I went down Saturday in hopes of some water to launch the boat and was worried about reports of it being so low. 

It's low but not as low as I've seen it. You can't launch at Otter Creek Marina, but can at the state park as was reported to me. Wasn't too deep anywhere with 14 feet being about the deepest I could find.

Finally got the motor to fire (new to me fickle and weird/inconsistant motor) and was finally out on the lake at 8:00. Caught two fish back to back both about 1 1/2 lbs. trolling Jakes Lures and then nothing for the rest of the day. Not even a bump. Threw a lot of different other things at them (rapalla's, castmasters, spinners etc.) trolling but didn't come up with anything. Left the pond somewhat discouraged at noon.

Saw some other guys catch a couple soaking bait from boats, a couple more trolling as we were, and a couple picked up from shore, but not real red hot fishing, at least that I saw. I couldn't believe the folks trolling pop gear were being skunked or catching very few. 
Should continue to get better with the cold weather though. I guess we'll see.


----------



## troutgass (May 5, 2009)

I went there a few weeks ago and got skunked :? I talked to the DWR officer and he said that has really been slow for the past month.

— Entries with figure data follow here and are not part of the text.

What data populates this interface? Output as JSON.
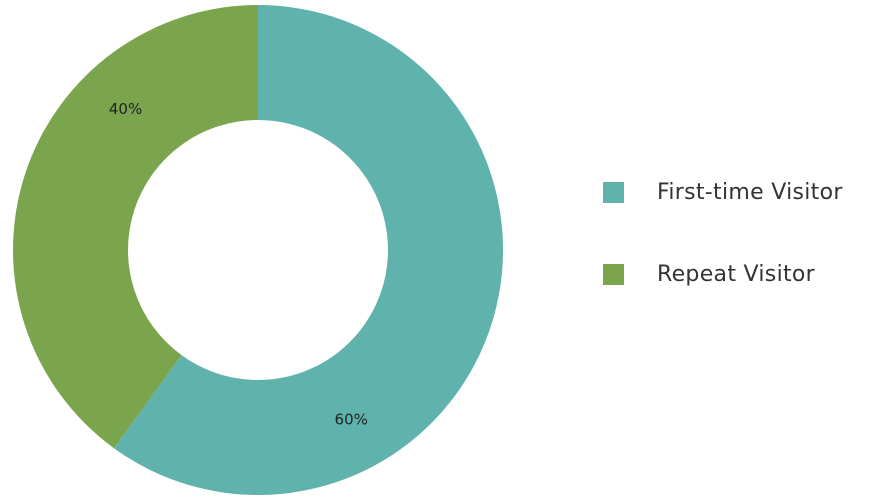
{
  "colors": {
    "first_time": "#5fb3ac",
    "repeat": "#7aa54d"
  },
  "chart_data": {
    "type": "pie",
    "variant": "donut",
    "categories": [
      "First-time Visitor",
      "Repeat Visitor"
    ],
    "values": [
      60,
      40
    ],
    "value_labels": [
      "60%",
      "40%"
    ],
    "colors": [
      "#5fb3ac",
      "#7aa54d"
    ],
    "legend_position": "right"
  },
  "legend": {
    "items": [
      {
        "label": "First-time Visitor",
        "color": "#5fb3ac"
      },
      {
        "label": "Repeat Visitor",
        "color": "#7aa54d"
      }
    ]
  }
}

I was hoping with this cooler weather that it would start to pick up but.... weird year for otter.


----------



## triumph (Apr 16, 2009)

That sucks I was going to go down there this weekend.


----------



## 1BandMan (Nov 2, 2007)

triumph said:


> That sucks I was going to go down there this weekend.

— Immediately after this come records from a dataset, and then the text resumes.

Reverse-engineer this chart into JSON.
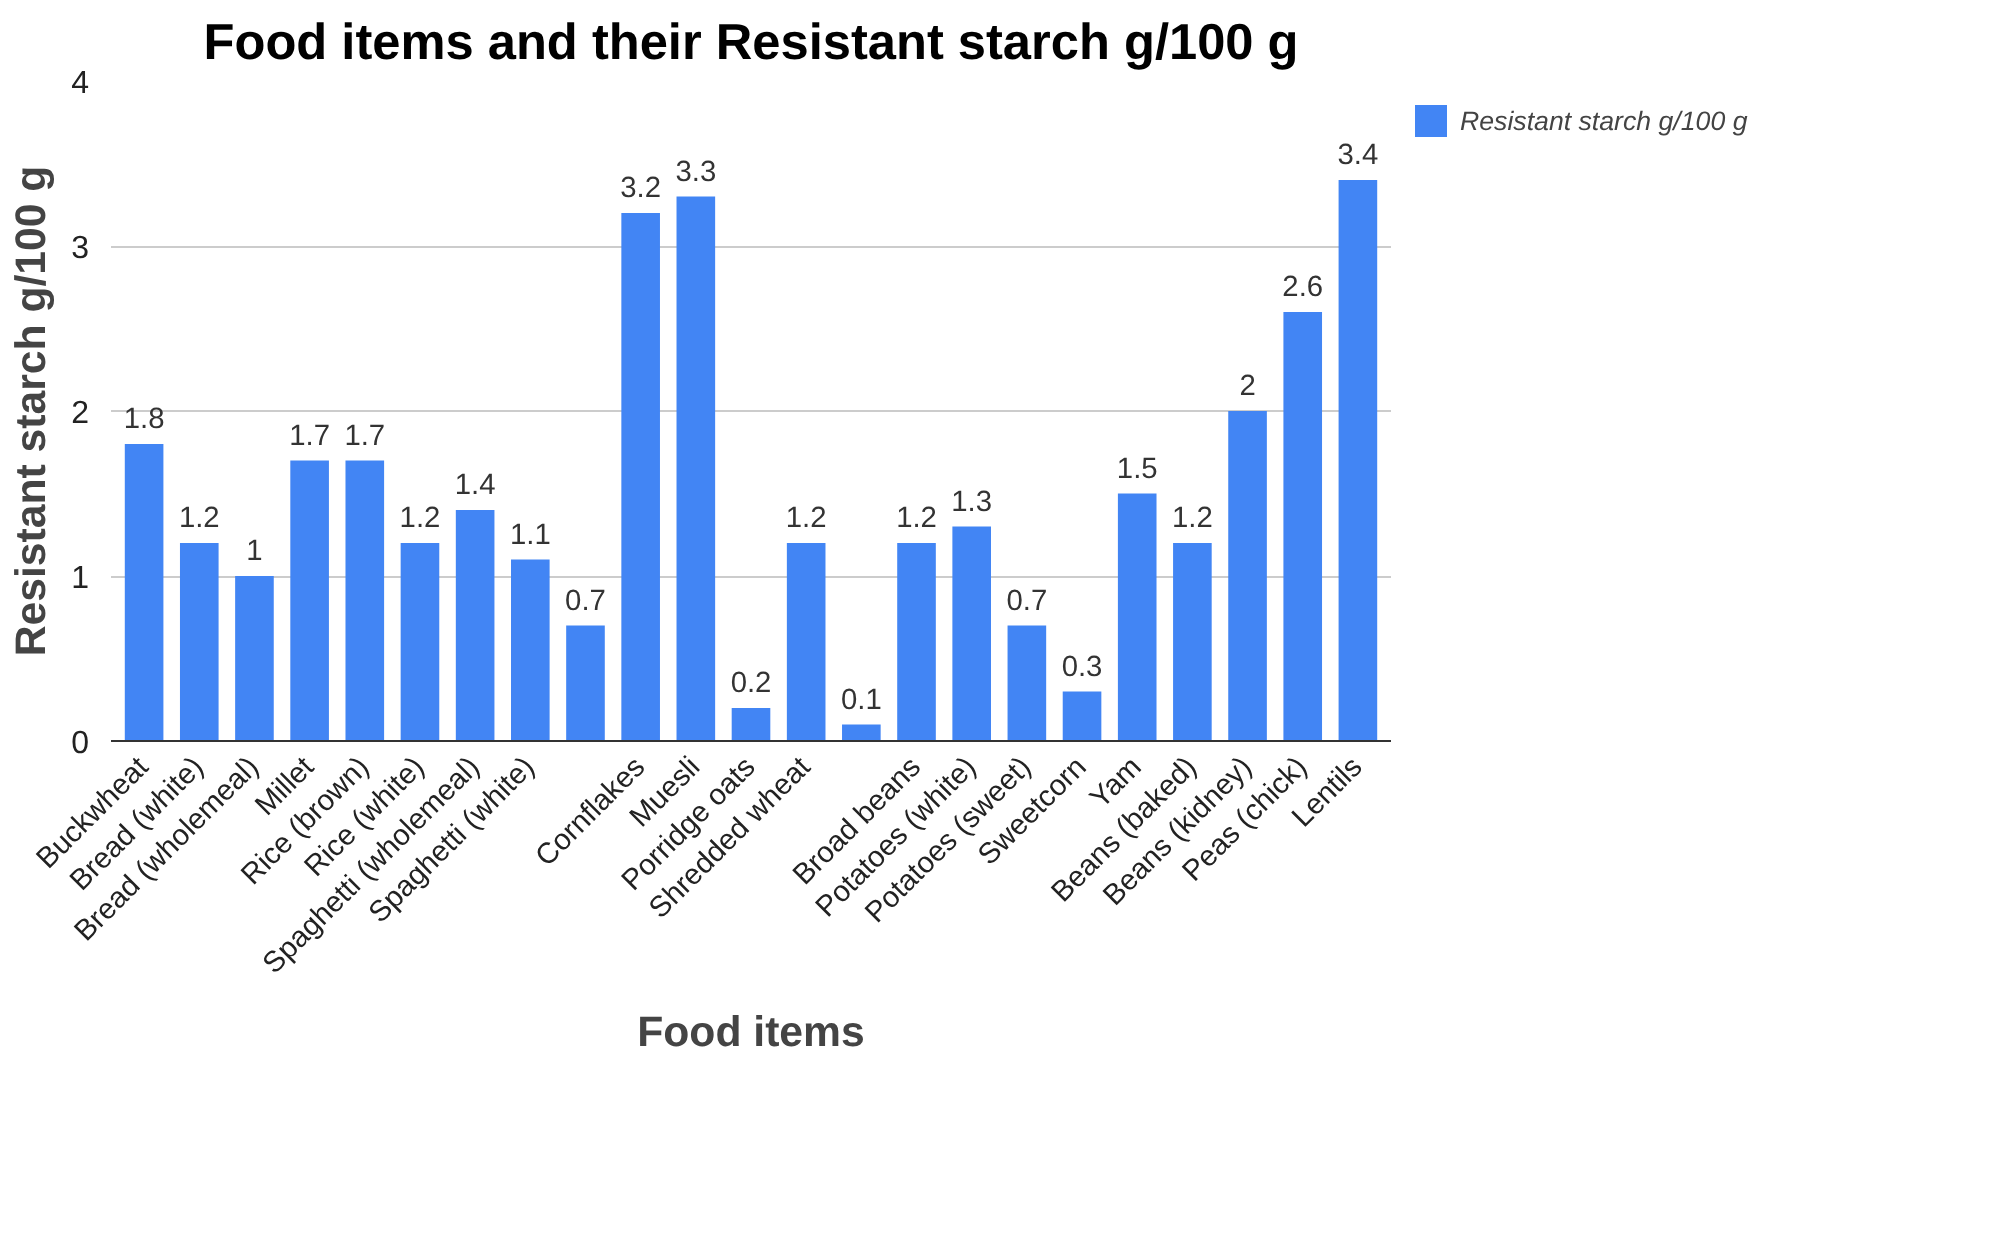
{
  "chart_data": {
    "type": "bar",
    "title": "Food items and their Resistant starch g/100 g",
    "xlabel": "Food items",
    "ylabel": "Resistant starch g/100 g",
    "categories": [
      "Buckwheat",
      "Bread (white)",
      "Bread (wholemeal)",
      "Millet",
      "Rice (brown)",
      "Rice (white)",
      "Spaghetti (wholemeal)",
      "Spaghetti (white)",
      null,
      "Cornflakes",
      "Muesli",
      "Porridge oats",
      "Shredded wheat",
      null,
      "Broad beans",
      "Potatoes (white)",
      "Potatoes (sweet)",
      "Sweetcorn",
      "Yam",
      "Beans (baked)",
      "Beans (kidney)",
      "Peas (chick)",
      "Lentils"
    ],
    "series": [
      {
        "name": "Resistant starch g/100 g",
        "color": "#4285f4",
        "values": [
          1.8,
          1.2,
          1,
          1.7,
          1.7,
          1.2,
          1.4,
          1.1,
          0.7,
          3.2,
          3.3,
          0.2,
          1.2,
          0.1,
          1.2,
          1.3,
          0.7,
          0.3,
          1.5,
          1.2,
          2,
          2.6,
          3.4
        ]
      }
    ],
    "ylim": [
      0,
      4
    ],
    "yticks": [
      0,
      1,
      2,
      3,
      4
    ],
    "grid": "y",
    "legend": "top right",
    "data_labels": true
  }
}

Don't let my report stop you. 
1st of all Its fall. Things change overnight. 
2nd, a weeks time or even a difference in the day can make a world of difference in fishing success.

This last trip was my first trip back down there since early spring. It may have just been a tough day.


----------



## whiteknuckler (Apr 1, 2009)

It seems to me that when the fish are not biting all the other lures offered to them, a Triple Teaser with just a tiny piece of worm seems to be irresistible. Try that next time and let me know how that works out. Good luck!


----------



## 1BandMan (Nov 2, 2007)

Another trip today 10-10-09 with basically the same results. This time we came away with the big elskunko. No fish whatsoever. Trolled from 7:30 ish until noon.

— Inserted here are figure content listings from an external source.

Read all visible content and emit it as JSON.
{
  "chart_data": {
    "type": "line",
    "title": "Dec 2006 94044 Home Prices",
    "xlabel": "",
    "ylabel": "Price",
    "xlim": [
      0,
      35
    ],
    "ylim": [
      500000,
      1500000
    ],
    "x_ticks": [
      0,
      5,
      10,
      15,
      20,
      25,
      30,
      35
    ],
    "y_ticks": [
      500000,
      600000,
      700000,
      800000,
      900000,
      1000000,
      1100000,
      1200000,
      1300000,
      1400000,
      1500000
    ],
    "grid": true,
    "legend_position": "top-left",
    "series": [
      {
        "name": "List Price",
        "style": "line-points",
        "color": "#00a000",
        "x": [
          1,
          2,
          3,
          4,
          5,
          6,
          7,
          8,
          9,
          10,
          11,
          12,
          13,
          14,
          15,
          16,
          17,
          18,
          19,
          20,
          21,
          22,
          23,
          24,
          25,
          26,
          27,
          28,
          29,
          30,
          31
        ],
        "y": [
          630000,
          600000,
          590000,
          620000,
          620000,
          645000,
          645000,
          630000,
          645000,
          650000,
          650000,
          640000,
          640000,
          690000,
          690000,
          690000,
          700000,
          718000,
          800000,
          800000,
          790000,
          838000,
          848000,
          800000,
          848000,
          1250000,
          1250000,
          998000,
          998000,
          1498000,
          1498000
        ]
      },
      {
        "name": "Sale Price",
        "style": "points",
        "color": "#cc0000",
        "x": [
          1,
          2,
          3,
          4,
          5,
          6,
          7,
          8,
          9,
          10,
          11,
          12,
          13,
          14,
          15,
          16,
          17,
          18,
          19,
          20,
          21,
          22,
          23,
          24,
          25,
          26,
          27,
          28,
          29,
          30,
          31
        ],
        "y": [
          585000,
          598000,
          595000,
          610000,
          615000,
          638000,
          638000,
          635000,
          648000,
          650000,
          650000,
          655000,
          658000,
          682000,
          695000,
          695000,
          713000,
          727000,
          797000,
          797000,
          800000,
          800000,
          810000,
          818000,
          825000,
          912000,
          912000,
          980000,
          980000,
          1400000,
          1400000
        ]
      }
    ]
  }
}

There were probably 10-15 other boats/watercraft including kayaks on the water with us. We talked to three other boaters with the same results as us and they stated that they hadn't seen any fish caught either??!!

Weird, just plain weird.

By the way, along with the 10 other lures I myself tried, I trolled three different kinds of Tripple Teasers with a chunk of worm just for the kicks and giggles of it as well. Trolled the color out of the worm with not even a bump.


----------